In the clinical treatment of mood disorders, the complex behavioral symptoms presented by patients and variability of patient response to particular medication classes can create difficulties in providing fast and reliable treatment when standard diagnostic and prescription methods are used. Increasingly, the incorporation of physiological information such as neuroimaging scans and derivatives into the clinical process promises to alleviate some of the uncertainty surrounding this process. Particularly, if neural features can help to identify patients who may not respond to standard courses of anti-depressants or mood stabilizers, clinicians may elect to avoid lengthy and side-effect-laden treatments and seek out a different, more effective course that might otherwise not have been under consideration. Previously, approaches for the derivation of relevant neuroimaging features work at only one scale in the data, potentially limiting the depth of information available for clinical decision support. In this work, we show that the utilization of multi spatial scale neuroimaging features - particularly resting state functional networks and functional network connectivity measures - provide a rich and robust basis for the identification of relevant medication class and non-responders in the treatment of mood disorders. We demonstrate that the generated features, along with a novel approach for fast and automated feature selection, can support high accuracy rates in the identification of medication class and non-responders as well as the identification of novel, multi-scale biomarkers.
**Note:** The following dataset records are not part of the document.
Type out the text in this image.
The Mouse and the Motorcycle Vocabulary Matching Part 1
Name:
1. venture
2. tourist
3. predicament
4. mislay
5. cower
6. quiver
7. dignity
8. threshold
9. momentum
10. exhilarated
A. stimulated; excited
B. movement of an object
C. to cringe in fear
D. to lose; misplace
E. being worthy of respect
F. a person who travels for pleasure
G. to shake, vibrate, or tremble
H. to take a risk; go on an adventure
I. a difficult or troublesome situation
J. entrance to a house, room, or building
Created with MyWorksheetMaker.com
翻译：在情绪障碍的临床治疗中，患者呈现的复杂行为症状以及不同药物类别反应的个体差异，使得采用标准诊断和处方方法时难以提供快速可靠的治疗方案。越来越多地，将神经影像扫描及其衍生指标等生理信息纳入临床流程，有望缓解该过程中的不确定性。特别是，若神经特征能帮助识别可能对标准抗抑郁药或心境稳定剂治疗无应答的患者，临床医生可避免冗长且副作用显著的疗程，转而寻求原本可能未被考虑的其他更有效方案。以往相关神经影像特征的提取方法仅作用于单一尺度的数据，这限制了临床决策支持可用的信息深度。本研究证明，利用多空间尺度的神经影像特征（特别是静息态功能网络与功能网络连接性指标），能为情绪障碍治疗中药物类别及无应答者的识别提供丰富且稳健的基础。我们证实，所生成的特征结合一种快速自动化特征选择的新方法，可在识别药物类别与无应答者的过程中达到高准确率，并能识别出新型的多尺度生物标志物。